Cajun Honey Salmon with Pineapple Salsa
This sweet and spicy salmon recipe from Whisks and Wildflowers is perfect for patio eating. Cook the salmon grilled or in your oven and top with a generous portion of pineapple salsa to balance out the Cajun notes of cayenne and garlic.
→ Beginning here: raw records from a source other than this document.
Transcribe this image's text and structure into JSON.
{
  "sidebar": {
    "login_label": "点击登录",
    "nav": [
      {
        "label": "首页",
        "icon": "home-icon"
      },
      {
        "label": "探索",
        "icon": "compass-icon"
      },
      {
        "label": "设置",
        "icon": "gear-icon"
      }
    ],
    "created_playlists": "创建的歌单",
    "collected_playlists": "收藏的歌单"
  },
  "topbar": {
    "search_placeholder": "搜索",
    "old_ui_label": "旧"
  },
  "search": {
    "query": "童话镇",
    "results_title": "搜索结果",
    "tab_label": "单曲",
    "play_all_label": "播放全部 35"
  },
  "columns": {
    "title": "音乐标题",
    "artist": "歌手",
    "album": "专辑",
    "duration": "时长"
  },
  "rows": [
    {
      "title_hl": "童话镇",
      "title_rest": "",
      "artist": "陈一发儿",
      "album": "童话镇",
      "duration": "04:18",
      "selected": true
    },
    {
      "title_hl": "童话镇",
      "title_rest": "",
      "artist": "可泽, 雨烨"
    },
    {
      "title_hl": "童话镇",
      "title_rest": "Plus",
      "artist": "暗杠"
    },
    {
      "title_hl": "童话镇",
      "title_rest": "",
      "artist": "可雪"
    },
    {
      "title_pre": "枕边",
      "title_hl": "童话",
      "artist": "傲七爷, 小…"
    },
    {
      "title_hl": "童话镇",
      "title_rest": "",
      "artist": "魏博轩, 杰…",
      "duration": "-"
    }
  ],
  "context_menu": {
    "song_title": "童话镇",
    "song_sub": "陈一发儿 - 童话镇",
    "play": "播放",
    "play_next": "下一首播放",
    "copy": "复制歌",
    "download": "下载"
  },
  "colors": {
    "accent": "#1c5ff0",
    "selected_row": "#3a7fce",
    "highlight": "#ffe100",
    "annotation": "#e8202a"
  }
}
- 1 package of Blue Circle Atlantic Salmon Fillets, defrosted
- ¼ cup olive oil or vegetable oil
- Salt and pepper to taste
- 4 tbsp unsalted butter, softened
- 1 tbsp honey
- 1 tsp garlic powder
- 1 tsp paprika
- 1 tsp cayenne pepper
- 1 tsp ground chipotle pepper
For Pineapple Salsa:
- 1 small pineapple, cored and diced
- ½ red bell pepper
- ½ green bell pepper
- ¼ red onion, minced
- 1 serrano pepper, minced
- Juice of 1 lime
- ¼ cup fresh cilantro, chopped
- ½ tsp sea salt
- Preheat oven to 450 degrees Fahrenheit.
- Pour ¼ cup of olive oil on the bottom of a baking sheet.
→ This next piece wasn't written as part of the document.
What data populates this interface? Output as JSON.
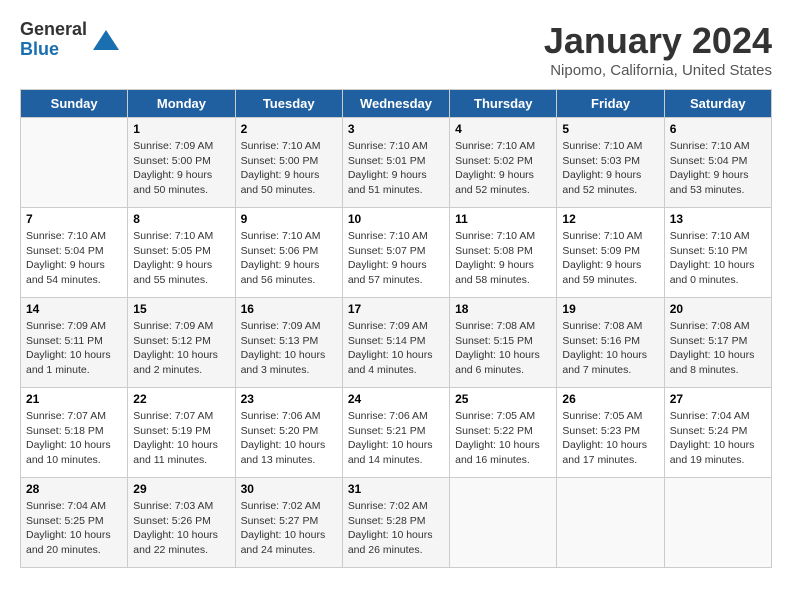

- Lay the salmon fillets on the baking sheet, skin side down.
- Sprinkle with salt and pepper.
- Whip the softened butter until fluffy and add honey, garlic powder, paprika, cayenne pepper, and chipotle pepper. Mix thoroughly.
- Spread a generous layer of the Cajun honey butter on top of the salmon.
- Grill skin side down for 4-6 minutes and skin side up for 1 minute.
- Serve the salmon and top with the Pineapple Salsa.
Pineapple Salsa Instruction:
- Mix all of the ingredients into a large bowl and store in the refrigerator until ready to use.